Hundreds Of Complaints

Marbou says she suspects she and her colleagues aren’t the only workers in Hawaii who have been underpaid. That rings true to Reyna Ramolete Hayashi, an attorney for the Legal Aid Society of Hawaii.

Hayashi declined to comment on the Hilton case, but said underpayment is common in low-wage industries.

Subcontracting is part of a “business model to cut costs and to push responsibility for labor standards onto smaller companies that are going to be less likely to comply,” she said. “(Companies) use this model of contracting or subcontracting in order to really cut cost and to make more profit on the backs of working people.”

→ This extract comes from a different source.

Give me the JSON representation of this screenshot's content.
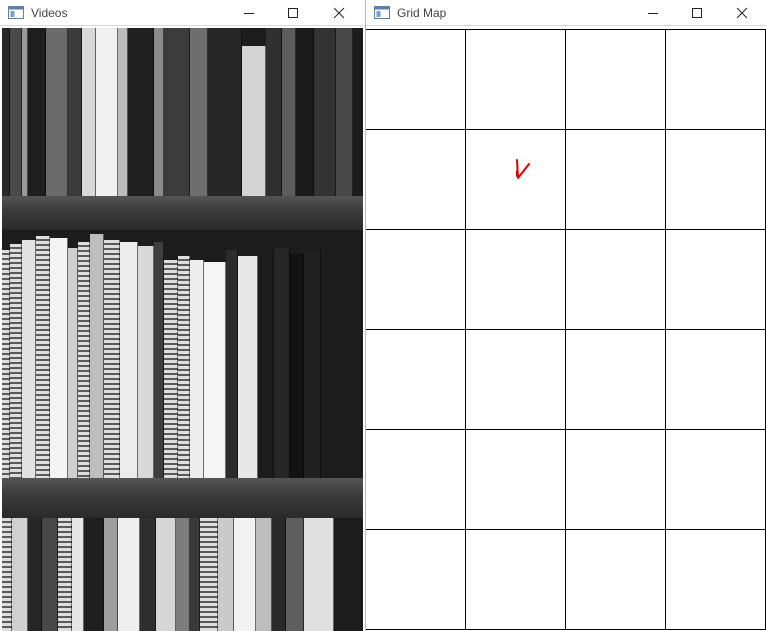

Earlier this year she launched the HanaHana Justice Project to help workers who experience wage theft, which ranges from not getting paid for overtime to having tips taken away.

In just a couple of months, Hayashi has received calls from workers in multiple industries ranging from construction to beauty salons.

Workers who experience wage theft can also call the Department of Labor and Industrial Relations directly or file a complaint online, said Linda Takayama, the agency’s director. But if the company disputes the complaint, resolving the issue can sometimes take years, Takayama said.

In Hawaii, less than 500 complaints regarding wage theft have been filed each year over the previous two fiscal years, according to data provided by Takayama.

From her perspective, wage theft “doesn’t seem to be a huge problem but one that is certainly in our ability to remedy.”

But a study by the Economic Policy Institute found that wage theft is costing workers nationwide hundreds of millions of dollars a year.

A 2015 survey by the National Employment Law Project found that one-fourth of low-wage workers were paid less than the minimum wage, and more than three-fourths weren’t compensated properly for working overtime.

Hayashi thinks those national statistics are especially relevant in Hawaii given the state’s dependence on the service industry, and is hoping through the HanaHana Project to conduct outreach to learn more about what’s happening and educate workers. She noted that “when families can’t pay for basic housing or food, it affects our economy.”

“I think it’s easy to think about this as a problem that’s just facing the working poor but it’s really affecting the community,” Hayashi said.